あなたの青春の一曲はなんですか?
緩和ケア病棟では月に2~3回、生の音楽演奏を聴く機会があります。
水曜日の午後、ボランティアさんが落としてくれる薫り高いコーヒーを飲みながら、音楽療法士さんやフルート&ピアノのデュオの方の演奏を聴くのを多くの人が楽しみにしています。
どの演奏も、昔流行った曲、映画音楽、演歌、童謡、小学校唱歌、などわかりやすく耳になじみある曲が多く、時には一緒に口ずさんだりします。
歌詞のコトバの解説を聞き、「こんなにいい曲だったんだ」と改めて思うこともあります。
先日はヴァイオリン&ギターデュオのコンサートがありました。
せっかくなのでたくさんの人に聴いてもらいたくて、他の病棟の患者さんを誘いに行きました。
「ホスピスでギターとヴァイオリンのコンサートがあるんだけど、行きませんか?」
「いや、億劫だからいい」
「あら、私が車いす押していきますよ。生の演奏だから行きましょうよ」
「いや、なんか調子悪くて」
多少、断られてもひるみません。5分くらいおいて再びトライ。
「ほんの1曲聴いて、いやだったらすぐ帰りましょう」
「そうかい?すぐ帰れるかい?」
「疲れたな、と思ったらすぐ帰りますから」
「それなら行ってやるか」
コンサートは、「愛の挨拶」「禁じられた遊び」「ロンドンデリーの唄」など、なじみ深い曲ばかり。
アンコールを入れて40分ほどでした。
みなさん拍手喝采で、いい表情です。
先ほどの方も結局最後まで聴いていらっしゃいました。
それどころか
「生の音楽っていいなあ~~感動した」
「長く座ってらしたけど、疲れませんでしたか?」
「時間なんか感じなかったよ」
と涙をこぼして感動していらっしゃいました。
音楽療法というくくりで調べると、欧米と日本では表現に違いはありますが、体と心に働きかけて、健康状態の回復や維持、改善のために意図的に働きかけていく、とあります。
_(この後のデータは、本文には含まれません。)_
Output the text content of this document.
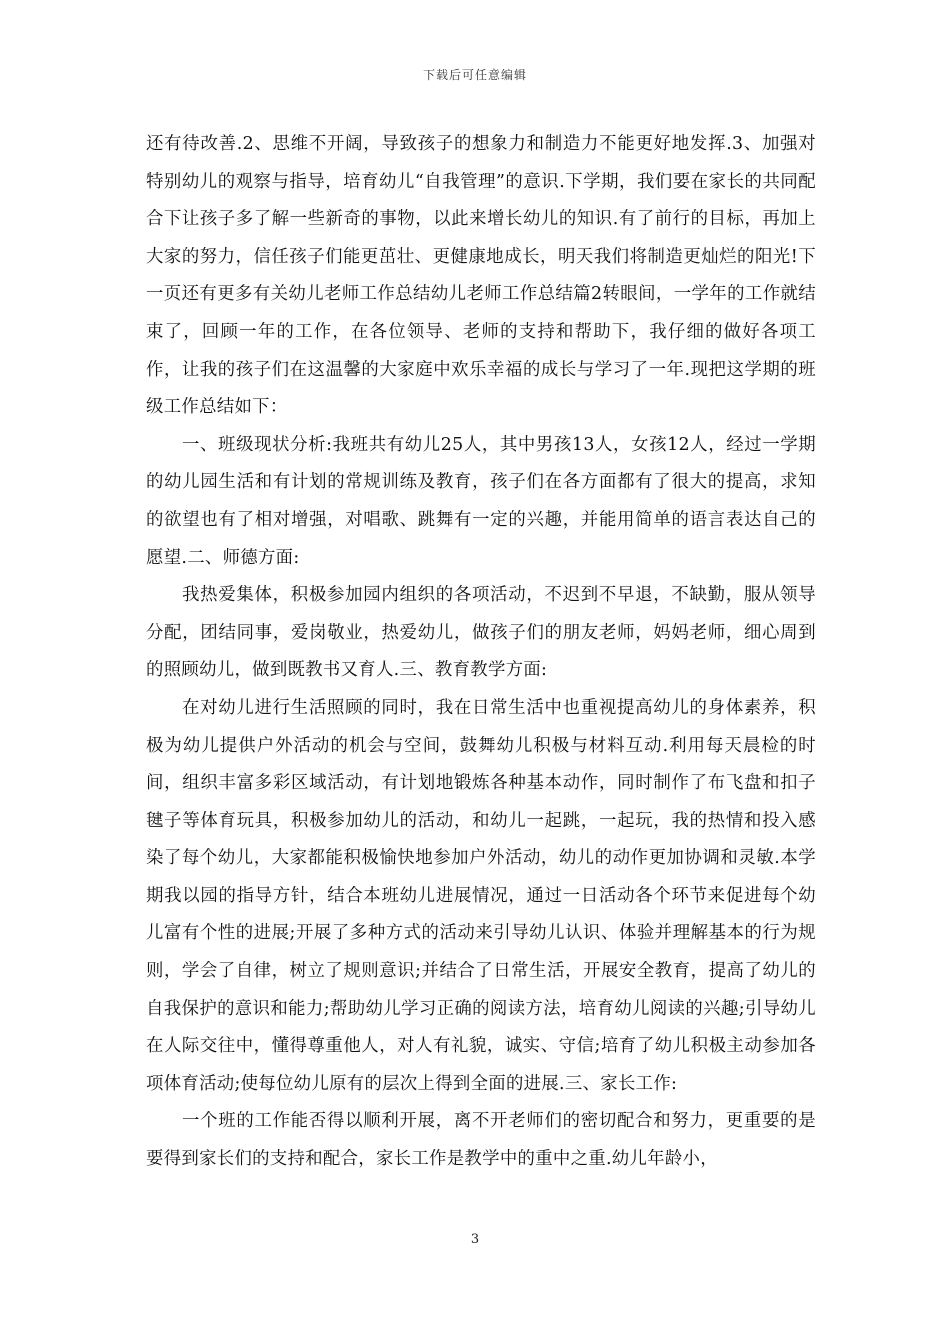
下载后可任意编辑

还有待改善.2、思维不开阔，导致孩子的想象力和制造力不能更好地发挥.3、加强对特别幼儿的观察与指导，培育幼儿“自我管理”的意识.下学期，我们要在家长的共同配合下让孩子多了解一些新奇的事物，以此来增长幼儿的知识.有了前行的目标，再加上大家的努力，信任孩子们能更茁壮、更健康地成长，明天我们将制造更灿烂的阳光!下一页还有更多有关幼儿老师工作总结幼儿老师工作总结篇2转眼间，一学年的工作就结束了，回顾一年的工作，在各位领导、老师的支持和帮助下，我仔细的做好各项工作，让我的孩子们在这温馨的大家庭中欢乐幸福的成长与学习了一年.现把这学期的班级工作总结如下：

一、班级现状分析:我班共有幼儿25人，其中男孩13人，女孩12人，经过一学期的幼儿园生活和有计划的常规训练及教育，孩子们在各方面都有了很大的提高，求知的欲望也有了相对增强，对唱歌、跳舞有一定的兴趣，并能用简单的语言表达自己的愿望.二、师德方面:

我热爱集体，积极参加园内组织的各项活动，不迟到不早退，不缺勤，服从领导分配，团结同事，爱岗敬业，热爱幼儿，做孩子们的朋友老师，妈妈老师，细心周到的照顾幼儿，做到既教书又育人.三、教育教学方面:

在对幼儿进行生活照顾的同时，我在日常生活中也重视提高幼儿的身体素养，积极为幼儿提供户外活动的机会与空间，鼓舞幼儿积极与材料互动.利用每天晨检的时间，组织丰富多彩区域活动，有计划地锻炼各种基本动作，同时制作了布飞盘和扣子毽子等体育玩具，积极参加幼儿的活动，和幼儿一起跳，一起玩，我的热情和投入感染了每个幼儿，大家都能积极愉快地参加户外活动，幼儿的动作更加协调和灵敏.本学期我以园的指导方针，结合本班幼儿进展情况，通过一日活动各个环节来促进每个幼儿富有个性的进展;开展了多种方式的活动来引导幼儿认识、体验并理解基本的行为规则，学会了自律，树立了规则意识;并结合了日常生活，开展安全教育，提高了幼儿的自我保护的意识和能力;帮助幼儿学习正确的阅读方法，培育幼儿阅读的兴趣;引导幼儿在人际交往中，懂得尊重他人，对人有礼貌，诚实、守信;培育了幼儿积极主动参加各项体育活动;使每位幼儿原有的层次上得到全面的进展.三、家长工作:

一个班的工作能否得以顺利开展，离不开老师们的密切配合和努力，更重要的是要得到家长们的支持和配合，家长工作是教学中的重中之重.幼儿年龄小，

3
音楽を聴くことで平和で安心した気持ちになったり、青春時代を想い起こさせる曲で記憶を刺激し、一時的にでも病気である現在を忘れることができたり、認知症の方にはよい刺激となって心身が活性化することにもつながっています。
誰しも曲から想起されるシーンを頭に浮かべて胸がきゅんとなることがありますよね・・
今日もこのブログに来ていただき、ありがとうございます。
入院したときに「あなたの青春時代の一曲を教えてください」と聞くのもこれからは必要かも、と思います。